Suara.com - Kasus perdagangan manusia yang mengejutkan baru-baru ini terungkap di Georgia, di mana sekitar 100 wanita Thailand dijadikan budak di sebuah "peternakan manusia."
Para wanita ini dipaksa untuk memberikan sel telur mereka dan diperlakukan layaknya ternak oleh jaringan kriminal internasional yang diduga dipimpin oleh penjahat asal Tiongkok.
Dikutip Bangkok Post, kasus ini terungkap setelah tiga wanita Thailand berhasil dibebaskan pada 30 Januari 2025. Mereka berbagi kisah mengerikan bagaimana mereka terjebak dalam perdagangan manusia yang berkedok pekerjaan sebagai ibu pengganti.
Awalnya, para wanita ini terpikat oleh iklan di Facebook yang menawarkan pekerjaan dengan bayaran tinggi, yaitu sekitar €11.500 hingga €17.000 (setara dengan Rp190 juta hingga Rp280 juta).

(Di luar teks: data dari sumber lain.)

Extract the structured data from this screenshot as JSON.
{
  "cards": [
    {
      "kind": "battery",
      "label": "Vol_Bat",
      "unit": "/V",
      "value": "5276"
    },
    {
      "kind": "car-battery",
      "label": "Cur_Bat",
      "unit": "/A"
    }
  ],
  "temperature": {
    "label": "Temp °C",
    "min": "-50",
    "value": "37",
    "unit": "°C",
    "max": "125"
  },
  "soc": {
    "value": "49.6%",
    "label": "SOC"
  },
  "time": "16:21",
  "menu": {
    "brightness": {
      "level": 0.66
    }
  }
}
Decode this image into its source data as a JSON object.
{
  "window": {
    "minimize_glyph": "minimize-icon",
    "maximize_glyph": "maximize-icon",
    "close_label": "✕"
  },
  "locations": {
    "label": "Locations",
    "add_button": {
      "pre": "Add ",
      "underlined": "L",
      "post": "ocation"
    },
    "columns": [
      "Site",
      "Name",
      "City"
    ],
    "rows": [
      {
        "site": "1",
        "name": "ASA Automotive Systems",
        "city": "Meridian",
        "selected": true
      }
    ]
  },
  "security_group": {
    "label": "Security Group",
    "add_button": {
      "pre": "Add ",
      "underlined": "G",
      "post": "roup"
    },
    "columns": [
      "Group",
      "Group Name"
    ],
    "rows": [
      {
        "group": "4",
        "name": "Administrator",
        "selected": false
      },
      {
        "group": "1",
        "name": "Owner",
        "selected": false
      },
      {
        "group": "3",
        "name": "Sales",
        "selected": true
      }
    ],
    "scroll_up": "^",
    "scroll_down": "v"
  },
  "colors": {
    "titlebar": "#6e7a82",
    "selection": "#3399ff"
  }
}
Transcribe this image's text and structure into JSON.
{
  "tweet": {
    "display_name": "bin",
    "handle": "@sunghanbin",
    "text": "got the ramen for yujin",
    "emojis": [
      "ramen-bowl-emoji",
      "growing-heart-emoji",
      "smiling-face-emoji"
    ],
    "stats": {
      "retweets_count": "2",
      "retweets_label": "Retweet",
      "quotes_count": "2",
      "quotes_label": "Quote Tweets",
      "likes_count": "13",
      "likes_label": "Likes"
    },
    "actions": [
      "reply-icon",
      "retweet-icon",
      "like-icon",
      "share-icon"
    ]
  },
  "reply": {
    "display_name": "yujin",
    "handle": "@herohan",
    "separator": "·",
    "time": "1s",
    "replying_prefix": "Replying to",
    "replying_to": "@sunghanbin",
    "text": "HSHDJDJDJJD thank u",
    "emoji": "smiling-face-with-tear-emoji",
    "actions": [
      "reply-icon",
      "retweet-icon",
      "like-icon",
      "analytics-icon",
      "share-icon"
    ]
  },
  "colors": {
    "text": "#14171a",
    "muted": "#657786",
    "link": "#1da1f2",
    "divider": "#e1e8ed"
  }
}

Mereka dijanjikan menjadi ibu pengganti bagi pasangan yang tidak bisa memiliki anak di Georgia.
Tergiur dengan tawaran tersebut, mereka berangkat ke Georgia pada Agustus 2024 bersama sepuluh wanita Thailand lainnya. Semua biaya perjalanan dan pengurusan paspor ditanggung oleh organisasi tersebut, yang tampaknya memiliki jaringan kuat dalam perdagangan manusia.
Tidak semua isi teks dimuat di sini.